# Find the integral of ln(x)/sqrt(x) as x is between 0 and 1

Hi Im trying to figure out the following..Ive tried substitutions but cant find any that work:

$$\int_0^1 \frac{lnx}{ \sqrt x}dx$$

HA @ 0 so
$$\int_0^1 \frac{lnx}{ \sqrt x} dx$$
=
$$\lim_{t\rightarrow 0^+} \int_t^1 \frac{lnx}{\sqrt x}dx$$

Last edited:

StatusX
Homework Helper
Try the substitution u=sqrt(x).

so....2du=1/root(x)dx.. it becomes just ln(u^2)?

if this is right I end up with

$$\lim_{t\rightarrow 0^+} 2 - \frac{s\sqrt t}{t}$$

so would this be divergent?

StatusX
Homework Helper
I don't know what s is there, but yes, this is divergent. Another way to find this is to note that this function is less than ln(x), whose integral diverges to negative infinity on this interval.

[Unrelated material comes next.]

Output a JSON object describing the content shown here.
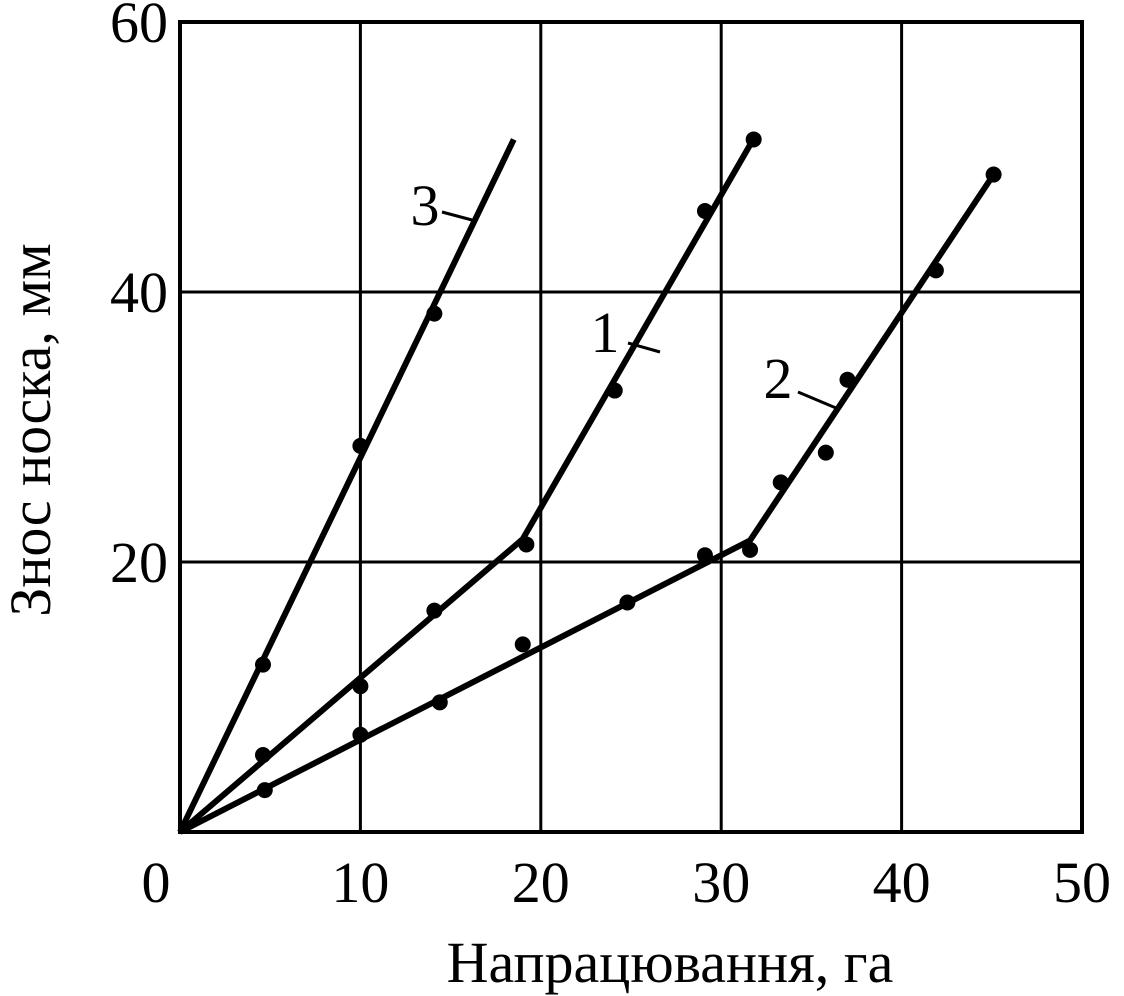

ok, the s should be a two...so basically if the integral ever has $$\frac{a}{0}$$...then it is called divergent?..or whenever an answer cannot be found..it is divergent?

StatusX
Homework Helper
This integral is divergent because the limit you mention in your first post is infinity. "if the integral ever has a/0" isn't precise enough an expression for me to say anything meaningful about. In general, for improper integrals like this one, you have to take a limit as you approach vertical asymptopes or as [itex]x \rightarrow \pm \infty[/tex]. If the result after taking all these limits is infinity, the integral is said to diverge. Whether you can find the answer or not is your problem, not the integral's.